Actually, one could argue that "rock 'n' roll" did expire within the following decade, as the music pioneered by black artists such as Little Richard, Chuck Berry and Bo Diddley was appropriated by white artists and renamed "rock" by an industry that found white artists more marketable to mainstream white audiences.
But just as jazz, blues and R&B artists were demonized for propagating the devil's music, so too was this new generation of rock musicians. In 1966, lapsed-Catholic John Lennon declared The Beatles—the band that brought rock 'n' roll back to the forefront in the early 1960s—"more popular than Jesus." The reaction was not especially positive: The Ku Klux Klan in South Carolina organized a "Beatles bonfire," as did a Texas radio station, which was oddly enough struck by lightning the following day.

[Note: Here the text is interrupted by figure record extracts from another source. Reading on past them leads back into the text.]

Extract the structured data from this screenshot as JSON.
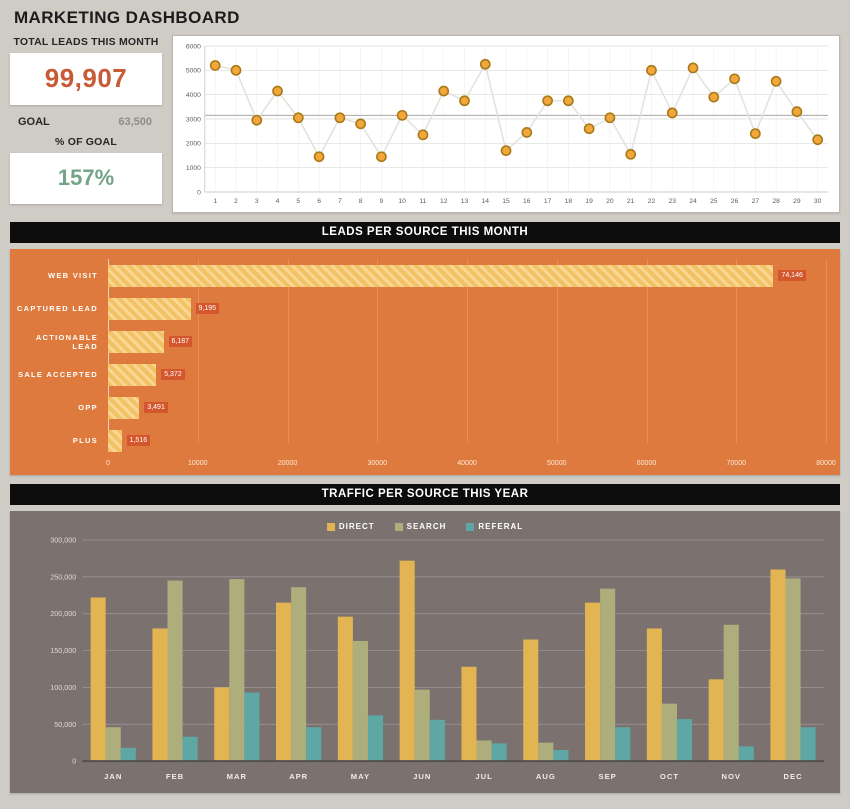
{
  "page_title": "MARKETING DASHBOARD",
  "stats": {
    "total_leads_label": "TOTAL LEADS THIS MONTH",
    "total_leads_value": "99,907",
    "goal_label": "GOAL",
    "goal_value": "63,500",
    "percent_goal_label": "% OF GOAL",
    "percent_goal_value": "157%"
  },
  "sections": {
    "leads_per_source_title": "LEADS PER SOURCE THIS MONTH",
    "traffic_per_source_title": "TRAFFIC PER SOURCE THIS YEAR"
  },
  "colors": {
    "page_bg": "#cfccc6",
    "header_bg": "#0c0c0c",
    "accent_orange": "#c75b36",
    "goal_gray": "#8e8d8a",
    "accent_green": "#73a487",
    "orange_panel": "#df7a3e",
    "orange_bar": "#f3c264",
    "value_badge": "#d4562d",
    "traffic_bg": "#7b7270",
    "marker_fill": "#f1a73c",
    "marker_stroke": "#a87916"
  },
  "chart_data": [
    {
      "id": "daily_leads",
      "type": "line",
      "title": "",
      "x": [
        1,
        2,
        3,
        4,
        5,
        6,
        7,
        8,
        9,
        10,
        11,
        12,
        13,
        14,
        15,
        16,
        17,
        18,
        19,
        20,
        21,
        22,
        23,
        24,
        25,
        26,
        27,
        28,
        29,
        30
      ],
      "values": [
        5200,
        5000,
        2950,
        4150,
        3050,
        1450,
        3050,
        2800,
        1450,
        3150,
        2350,
        4150,
        3750,
        5250,
        1700,
        2450,
        3750,
        3750,
        2600,
        3050,
        1550,
        5000,
        3250,
        5100,
        3900,
        4650,
        2400,
        4550,
        3300,
        2150
      ],
      "ylim": [
        0,
        6000
      ],
      "ytick_step": 1000,
      "reference_line": 3150,
      "grid": true,
      "marker_fill": "#f1a73c",
      "marker_stroke": "#a87916",
      "line_color": "#e3e2e0"
    },
    {
      "id": "leads_per_source",
      "type": "bar",
      "orientation": "horizontal",
      "categories": [
        "WEB VISIT",
        "CAPTURED LEAD",
        "ACTIONABLE LEAD",
        "SALE ACCEPTED",
        "OPP",
        "PLUS"
      ],
      "values": [
        74146,
        9195,
        6187,
        5372,
        3491,
        1516
      ],
      "value_labels": [
        "74,146",
        "9,195",
        "6,187",
        "5,372",
        "3,491",
        "1,516"
      ],
      "xlim": [
        0,
        80000
      ],
      "xtick_labels": [
        "0",
        "10000",
        "20000",
        "30000",
        "40000",
        "50000",
        "60000",
        "70000",
        "80000"
      ],
      "grid": true
    },
    {
      "id": "traffic_per_source",
      "type": "bar",
      "orientation": "vertical",
      "categories": [
        "JAN",
        "FEB",
        "MAR",
        "APR",
        "MAY",
        "JUN",
        "JUL",
        "AUG",
        "SEP",
        "OCT",
        "NOV",
        "DEC"
      ],
      "series": [
        {
          "name": "DIRECT",
          "color": "#e2b452",
          "values": [
            222000,
            180000,
            100000,
            215000,
            196000,
            272000,
            128000,
            165000,
            215000,
            180000,
            111000,
            260000
          ]
        },
        {
          "name": "SEARCH",
          "color": "#aead7c",
          "values": [
            46000,
            245000,
            247000,
            236000,
            163000,
            97000,
            28000,
            25000,
            234000,
            78000,
            185000,
            248000
          ]
        },
        {
          "name": "REFERAL",
          "color": "#5fa7a5",
          "values": [
            18000,
            33000,
            93000,
            46000,
            62000,
            56000,
            24000,
            15000,
            46000,
            57000,
            20000,
            46000
          ]
        }
      ],
      "ylim": [
        0,
        300000
      ],
      "ytick_step": 50000,
      "ytick_labels": [
        "0",
        "50,000",
        "100,000",
        "150,000",
        "200,000",
        "250,000",
        "300,000"
      ],
      "legend_position": "top",
      "grid": true
    }
  ]
}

A more substantive threat to rock's market dominance came in the 1970s with the arrival of disco. At its height, remixed singles by Donna Summer, Gloria Gaynor and Chic were filling dance floors in more than 25,000 discotheques around the country. Ironically, rock fans responded with the same virulence as their anti-rock antecedents. A "Disco Demolition Night" promotion at a baseball day-night double header between the Detroit Tigers and Chicago White Sox in 1979 brought out some 50,000 fans, each of whom received discounted admission to the double-header in exchange for disco records that were subsequently set ablaze, triggering a full-scale riot, multiple arrests, damage to the Sox's Comiskey Park field and forfeiture of the second game.
If rock won the battle against disco, it apparently did not win the war. As the term "disco" fell out of favor and "Saturday Night Fever" albums were consigned to yard sales and used record bins, dance music went underground, evolving and resurfacing in the guise of Detroit Techno, Chicago acid house music, UK dubstep and Disney divas. Major labels were also pumping more and more money into another beat-driven genre called hip-hop.
Classic rock, meanwhile, was attacked on all sides: MTV championed A-Ha over AC/DC. American Idol brought melisma to the masses. Grunge rock died alongside Kurt Cobain, replaced by nu-metal bands who fused rap and rock in the worst ways possible. Extreme strains of metal, thrash and punk scared off older rock fans. And so it goes.
Except that it's not gone. Rock as we knew it may never regain its dominant market share. But the genre has somehow proven to be as unstoppable as Keith Richards and cockroaches during its first 60 years. Today, rock may not be dead, but it may well be nearing retirement, at least as the leading force in music.
Metal has struggled to produce new arena headliners and only a handful of acts that began in the new millennium can play the kind of arena and amphitheater tours that were common in the '70s and '80s. In fact, the classic rock bands of that now-distant era have been the predominant acts representing rock on the recent summer schedules of America's outdoor sheds. And in recent years, major label rosters have become increasingly devoid of rock acts.
"I don't know which will go first, rock 'n' roll or Christianity," John Lennon once mused. The answer to that question is as unclear today as it was 50 years ago. But if history is any guide, it's a fairly safe bet that both will survive, in one form or another, for generations to come. To paraphrase Brian Wilson, God only knows what and where we'd be without them.